The 5 percent cut means Hoepfner, who receives the maximum MAP award of $4,968 per academic year, is losing nearly $250 this semester. The average MAP recipient is out about $125.
Administered by the Illinois Student Assistance Commission(ISAC), the $405 million Monetary Award Program(MAP) helps the neediest undergraduate students.
Every year, ISAC determines a “suspense date,” or deadline, when it will receive applications based on its budget and the estimated number of students who will actually use the grant. Some awarded applicants decide not to go to school or go out of state, freeing up funds for other applicants.
But last year, there was an unexpected 45 percent increase in FAFSA applications received in the week between the announcement of the suspension date and the suspension date itself, much higher that the state financial officials had estimated.
The State Treasurer’s Office confirmed the $405 million earmarked for MAP grants for the 2010-2011 school year were all claimed by April 18 of last year – weeks earlier than normal. Nearly 140,000 qualified applicants received aid, and yet many others who needed it received no aid at all.
“I know it’s a difficult economic time, but investing in students should remain at the core of the state’s budget,” said Dave Tretter, the president of Federation of Independent Ilinois Colleges. “State officials may roll their eyes at 5 percent, but these students really need every cent.”

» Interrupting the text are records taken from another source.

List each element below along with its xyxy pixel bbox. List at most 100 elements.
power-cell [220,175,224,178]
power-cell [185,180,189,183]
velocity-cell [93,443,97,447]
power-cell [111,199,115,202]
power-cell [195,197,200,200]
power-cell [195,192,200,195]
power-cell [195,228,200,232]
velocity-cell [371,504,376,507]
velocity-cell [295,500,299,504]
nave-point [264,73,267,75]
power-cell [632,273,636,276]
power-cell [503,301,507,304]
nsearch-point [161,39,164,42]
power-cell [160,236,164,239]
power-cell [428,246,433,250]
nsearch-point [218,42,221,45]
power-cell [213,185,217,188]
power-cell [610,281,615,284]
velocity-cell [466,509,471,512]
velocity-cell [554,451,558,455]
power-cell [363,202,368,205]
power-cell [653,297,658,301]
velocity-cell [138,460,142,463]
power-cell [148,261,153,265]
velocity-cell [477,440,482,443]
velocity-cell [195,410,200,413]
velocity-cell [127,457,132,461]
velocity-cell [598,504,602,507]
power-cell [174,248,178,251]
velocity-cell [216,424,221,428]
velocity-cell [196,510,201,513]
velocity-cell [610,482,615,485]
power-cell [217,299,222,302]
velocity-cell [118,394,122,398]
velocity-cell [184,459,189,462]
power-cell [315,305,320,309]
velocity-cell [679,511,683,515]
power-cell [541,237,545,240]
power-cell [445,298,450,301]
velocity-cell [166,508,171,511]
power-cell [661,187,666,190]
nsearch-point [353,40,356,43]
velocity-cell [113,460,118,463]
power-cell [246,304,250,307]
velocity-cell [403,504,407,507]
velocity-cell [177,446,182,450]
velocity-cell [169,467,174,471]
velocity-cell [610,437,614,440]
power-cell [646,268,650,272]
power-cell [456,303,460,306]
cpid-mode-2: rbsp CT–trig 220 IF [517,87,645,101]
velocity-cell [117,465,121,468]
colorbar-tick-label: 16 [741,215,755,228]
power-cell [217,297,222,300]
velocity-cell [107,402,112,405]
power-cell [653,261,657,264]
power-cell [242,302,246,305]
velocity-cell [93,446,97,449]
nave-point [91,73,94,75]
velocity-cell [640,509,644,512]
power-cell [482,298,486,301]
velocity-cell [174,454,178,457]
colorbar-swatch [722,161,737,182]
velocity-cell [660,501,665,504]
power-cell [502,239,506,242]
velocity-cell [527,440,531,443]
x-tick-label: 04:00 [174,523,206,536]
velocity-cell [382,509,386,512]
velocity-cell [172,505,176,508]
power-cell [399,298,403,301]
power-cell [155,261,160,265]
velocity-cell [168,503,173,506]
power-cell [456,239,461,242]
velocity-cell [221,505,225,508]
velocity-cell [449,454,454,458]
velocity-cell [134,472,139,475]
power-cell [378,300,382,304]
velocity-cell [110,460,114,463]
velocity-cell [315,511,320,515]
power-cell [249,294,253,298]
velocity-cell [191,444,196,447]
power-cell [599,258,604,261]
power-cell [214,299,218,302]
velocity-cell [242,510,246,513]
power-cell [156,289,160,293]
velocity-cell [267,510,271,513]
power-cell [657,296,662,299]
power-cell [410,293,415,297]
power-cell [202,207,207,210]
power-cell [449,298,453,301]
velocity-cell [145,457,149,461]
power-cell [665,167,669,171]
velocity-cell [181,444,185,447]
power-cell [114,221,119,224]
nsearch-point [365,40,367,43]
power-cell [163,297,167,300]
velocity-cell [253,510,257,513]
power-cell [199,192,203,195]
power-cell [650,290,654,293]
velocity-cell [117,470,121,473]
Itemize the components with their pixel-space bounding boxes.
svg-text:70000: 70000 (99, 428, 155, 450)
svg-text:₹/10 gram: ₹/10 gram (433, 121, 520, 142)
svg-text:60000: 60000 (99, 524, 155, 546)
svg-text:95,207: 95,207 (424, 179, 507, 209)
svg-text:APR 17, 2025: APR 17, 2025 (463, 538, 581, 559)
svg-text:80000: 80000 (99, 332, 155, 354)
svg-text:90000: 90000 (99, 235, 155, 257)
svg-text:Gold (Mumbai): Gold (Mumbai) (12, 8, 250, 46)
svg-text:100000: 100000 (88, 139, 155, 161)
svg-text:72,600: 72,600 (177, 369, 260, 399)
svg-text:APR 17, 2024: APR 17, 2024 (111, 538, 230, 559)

The Illinois Student Assistance Commission(ISAC) maintains the 5 percent decrease was the best option given the circumstances.
“We had one of two,” said Andrew Davis, ISAC executive director. “We could tell millions of applicants who applied in the last couple of days before deadline they’re getting nothing, or skim 5 percent off the top for everyone. We chose the latter.”
After consulting with the Illinois Association of Student Financial Aid Administators(ILASFAA), which has 500-plus members, and represents 150 Illinois higher education institutions and more than 50 state and federal lending agencies, it was unanimously agreed by both organizations that ISAC make the cut across the board.
“Providing 95 cents for every dollar for everyone was the preferable choice,” Davis said.
“Our aim is to help students, not hurt them,” added Paul Palian, Illinois Student Assistance Commision communications director. “We’d rather spread it out than award larger amounts to less people.”
A possible $25 million increase in MAP funds has been proposed by Gov. Quinn for the upcoming 2011-2012 academic year, but even if approved by the General Assembly, it remains unlikely the aid students lost this semester will be restored.
“I just don’t see it happening,” Palian said. “I mean really, where are they going to get it from?”
For Hoepfner, and tens of thousands of other affected students, that is not welcomed news.
“I know it may it may not sound like a lot of money to some people,” said Hoepfner of her $250 loss. “But what’s the point of going to class if I can’t buy the books?”